Food went from being a necessity to simply function to being the key to enabling the body to be at its functional best, says Wolf. Research shows that the right nutrition optimizes health and that getting enough of certain vitamins and minerals can also lower disease risk.
Your Diet and Your Health: Poor Diet, Poor Health
Many foods have a huge impact on heart health. Research has long shown that fruits and vegetables and a diet rich in whole grains and low in saturated fats can help protect the body from heart disease and high blood pressure, while a diet high in saturated and trans fats without enough fruits and vegetables can actually cause those diseases.

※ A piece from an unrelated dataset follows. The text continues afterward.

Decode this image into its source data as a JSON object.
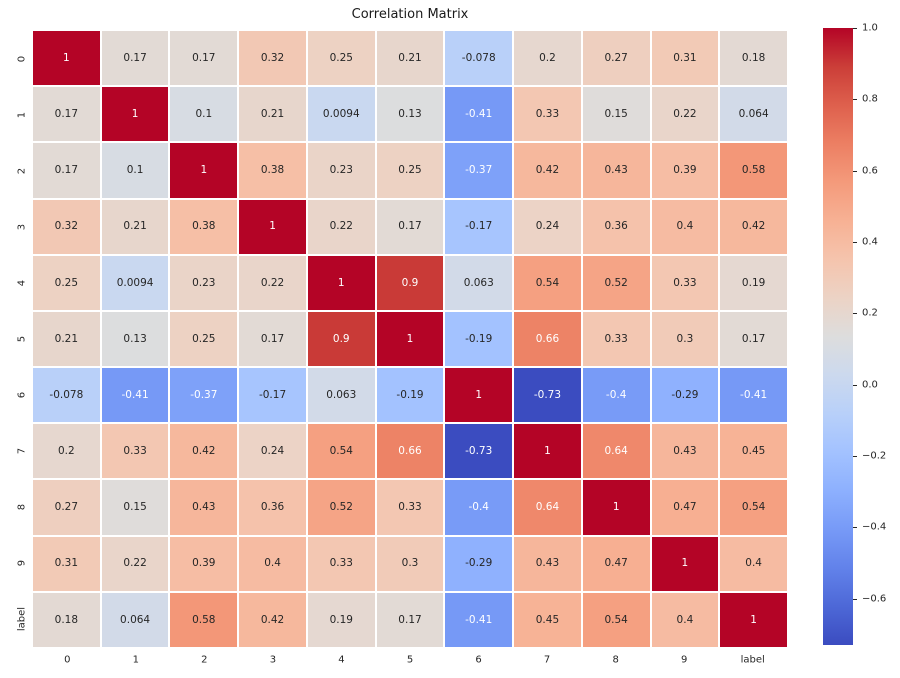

Even small diet deficiencies can have an enormously negative impact on your health. The most common health problem due to a lack of nutrients in the United States is iron deficiency, says Wolf. Menstruating women and girls need plenty of iron in their diets to replace what they lose each month during their periods. Iron is also an essential nutrient for infants, children, and growing teens.
Another example is calcium, needed to keep bones strong and healthy, says Wolf. Without it, the body can develop osteoporosis, a health condition characterized by weak and brittle bones.
Eating a well-rounded and varied diet will go a long way toward making sure you have all the nutrients you need. Remember that our body uses everything we put into it, and what we give it determines how it's used — for good health, or for bad.